RIO DE JANEIRO, BRÉSIL – La semaine dernière, l’article de Payday « La police fédérale brésilienne arrête Melk, mais le relâche après une explication sur les politiques migratoires » a fait le tour du Brésil, cumulant plus de 3 000 likes et des centaines de réactions sur Bluesky.
Dans cet article, j’ai relaté comment j’ai été interpellé à l’aéroport de Rio de Janeiro fin janvier après avoir dépassé accidentellement de deux semaines la durée de mon visa en 2024. J’étais assis là, anxieux, craignant d’être expulsé lorsque la police fédérale brésilienne m’a appréhendé. Plutôt que de m’expulser, ils m’ont simplement demandé de payer une amende de 27 dollars.
J’ai poussé un soupir de soulagement, disant : « Merci mon Dieu ». Le policier a alors commencé à plaisanter avec moi : « Que penses-tu, on allait te jeter en prison ? On n’est pas des ICE, nous sommes des Brésiliens. »
Cette phrase « Nous ne sommes pas des ICE, nous sommes des Brésiliens » est devenue virale, inspirant de nombreux Brésiliens à créer des mèmes. Pour beaucoup, cette phrase symbolisait un Brésil plus civilisé sur le plan démocratique que les États-Unis, qui ont expulsé au moins 3 500 Brésiliens au cours de l’année écoulée.

Par la suite, le prestigieux magazine brésilien Revista Forum a repris l’histoire, lui offrant une visibilité accrue.

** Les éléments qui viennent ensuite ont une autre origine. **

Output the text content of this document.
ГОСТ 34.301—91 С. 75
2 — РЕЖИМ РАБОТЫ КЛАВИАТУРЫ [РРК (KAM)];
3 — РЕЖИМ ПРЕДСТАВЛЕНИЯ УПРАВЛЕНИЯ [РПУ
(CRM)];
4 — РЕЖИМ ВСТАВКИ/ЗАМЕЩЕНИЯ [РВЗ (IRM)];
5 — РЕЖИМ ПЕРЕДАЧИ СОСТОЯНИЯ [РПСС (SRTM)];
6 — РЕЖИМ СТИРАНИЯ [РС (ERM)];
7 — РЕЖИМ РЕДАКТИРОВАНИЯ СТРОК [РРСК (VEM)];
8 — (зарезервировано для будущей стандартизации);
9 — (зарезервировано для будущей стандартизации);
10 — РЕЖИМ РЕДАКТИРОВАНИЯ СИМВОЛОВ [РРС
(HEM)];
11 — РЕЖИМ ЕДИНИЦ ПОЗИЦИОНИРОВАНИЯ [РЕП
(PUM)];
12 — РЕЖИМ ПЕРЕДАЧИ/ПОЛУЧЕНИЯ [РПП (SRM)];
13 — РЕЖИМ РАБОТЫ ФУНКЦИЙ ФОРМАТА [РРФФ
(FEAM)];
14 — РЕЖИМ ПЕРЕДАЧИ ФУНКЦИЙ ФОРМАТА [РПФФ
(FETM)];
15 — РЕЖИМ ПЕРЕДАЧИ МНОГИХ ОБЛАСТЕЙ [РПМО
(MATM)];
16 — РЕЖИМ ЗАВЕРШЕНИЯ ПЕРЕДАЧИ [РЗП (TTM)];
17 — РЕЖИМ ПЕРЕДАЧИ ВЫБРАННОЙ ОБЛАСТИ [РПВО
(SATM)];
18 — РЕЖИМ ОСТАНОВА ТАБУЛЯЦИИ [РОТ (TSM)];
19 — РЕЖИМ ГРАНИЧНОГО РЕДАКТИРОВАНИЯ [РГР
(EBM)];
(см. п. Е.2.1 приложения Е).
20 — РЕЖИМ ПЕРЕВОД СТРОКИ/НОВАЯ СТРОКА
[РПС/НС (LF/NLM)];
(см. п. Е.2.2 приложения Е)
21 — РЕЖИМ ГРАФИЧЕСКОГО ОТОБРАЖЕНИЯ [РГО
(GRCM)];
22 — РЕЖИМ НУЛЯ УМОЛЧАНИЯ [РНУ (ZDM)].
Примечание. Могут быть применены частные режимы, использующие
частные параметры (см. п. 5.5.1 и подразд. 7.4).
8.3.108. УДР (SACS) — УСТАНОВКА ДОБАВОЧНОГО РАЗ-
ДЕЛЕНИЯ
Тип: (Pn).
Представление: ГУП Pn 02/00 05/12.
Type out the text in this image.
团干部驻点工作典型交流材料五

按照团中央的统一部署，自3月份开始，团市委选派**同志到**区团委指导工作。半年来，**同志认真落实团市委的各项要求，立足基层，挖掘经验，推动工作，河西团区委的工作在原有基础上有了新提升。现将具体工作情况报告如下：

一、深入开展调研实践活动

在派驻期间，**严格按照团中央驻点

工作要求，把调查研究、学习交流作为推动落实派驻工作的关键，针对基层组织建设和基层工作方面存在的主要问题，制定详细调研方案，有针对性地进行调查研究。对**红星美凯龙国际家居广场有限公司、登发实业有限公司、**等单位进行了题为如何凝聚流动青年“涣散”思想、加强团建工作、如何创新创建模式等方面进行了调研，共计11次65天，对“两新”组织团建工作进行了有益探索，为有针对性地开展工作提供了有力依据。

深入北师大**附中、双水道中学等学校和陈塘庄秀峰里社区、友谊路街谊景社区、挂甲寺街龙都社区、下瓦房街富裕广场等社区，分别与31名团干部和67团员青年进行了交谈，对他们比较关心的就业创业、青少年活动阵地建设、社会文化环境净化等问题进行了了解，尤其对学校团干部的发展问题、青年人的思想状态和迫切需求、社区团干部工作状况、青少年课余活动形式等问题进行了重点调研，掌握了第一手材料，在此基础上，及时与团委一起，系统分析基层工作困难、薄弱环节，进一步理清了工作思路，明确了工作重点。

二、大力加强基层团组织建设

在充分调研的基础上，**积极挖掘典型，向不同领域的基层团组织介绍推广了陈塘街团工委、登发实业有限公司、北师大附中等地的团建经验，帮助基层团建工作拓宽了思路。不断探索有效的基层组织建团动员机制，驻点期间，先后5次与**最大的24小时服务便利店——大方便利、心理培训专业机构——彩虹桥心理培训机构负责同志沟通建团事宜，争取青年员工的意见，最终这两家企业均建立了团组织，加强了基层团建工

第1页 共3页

Finalement, Flavio Florencio, qui compte plus de 187 000 abonnés sur TikTok, a évoqué mon expérience sur sa chaîne, atteignant près de 175 000 vues et 21 000 likes.
Étonné que plus de 21 000 personnes aient aimé une vidéo sur mon reportage au Brésil, je l’ai partagée avec plusieurs amis aux États-Unis, y compris des rédacteurs de Payday Report. Tous ceux qui ont reçu la vidéo ont été confrontés à un message les informant que « cette vidéo n’est pas disponible dans votre région ». J’ai essayé à plusieurs reprises de l’envoyer, mais le résultat était toujours le même.

Finalement, nous avons découvert que les TikToks réalisés au Brésil sont désormais interdits en vertu de nouvelles règles instaurées par l’administration Trump.
En janvier, TikTok, anciennement détenu par la société chinoise ByteDance, a donc dû être vendu à un groupe d’investisseurs américains suite à une loi adoptée avec un large soutien bipartite. À présent, TikTok aux États-Unis appartient à une seule entreprise, tandis que TikTok ailleurs dans le monde reste sous la gestion de ByteDance.
En conséquence des réglementations imposées par l’administration Trump, avec un soutien bipartisan, les TikToks réalisés dans d’autres pays ne peuvent plus être visionnés aux États-Unis.
Malgré la viralité d’un TikTok sur mon reportage au Brésil, atteignant plus de 21 000 likes, personne aux États-Unis, y compris les plus de 2 millions d’immigrants brésiliens vivant là-bas, n’en a eu accès. C’est inacceptable.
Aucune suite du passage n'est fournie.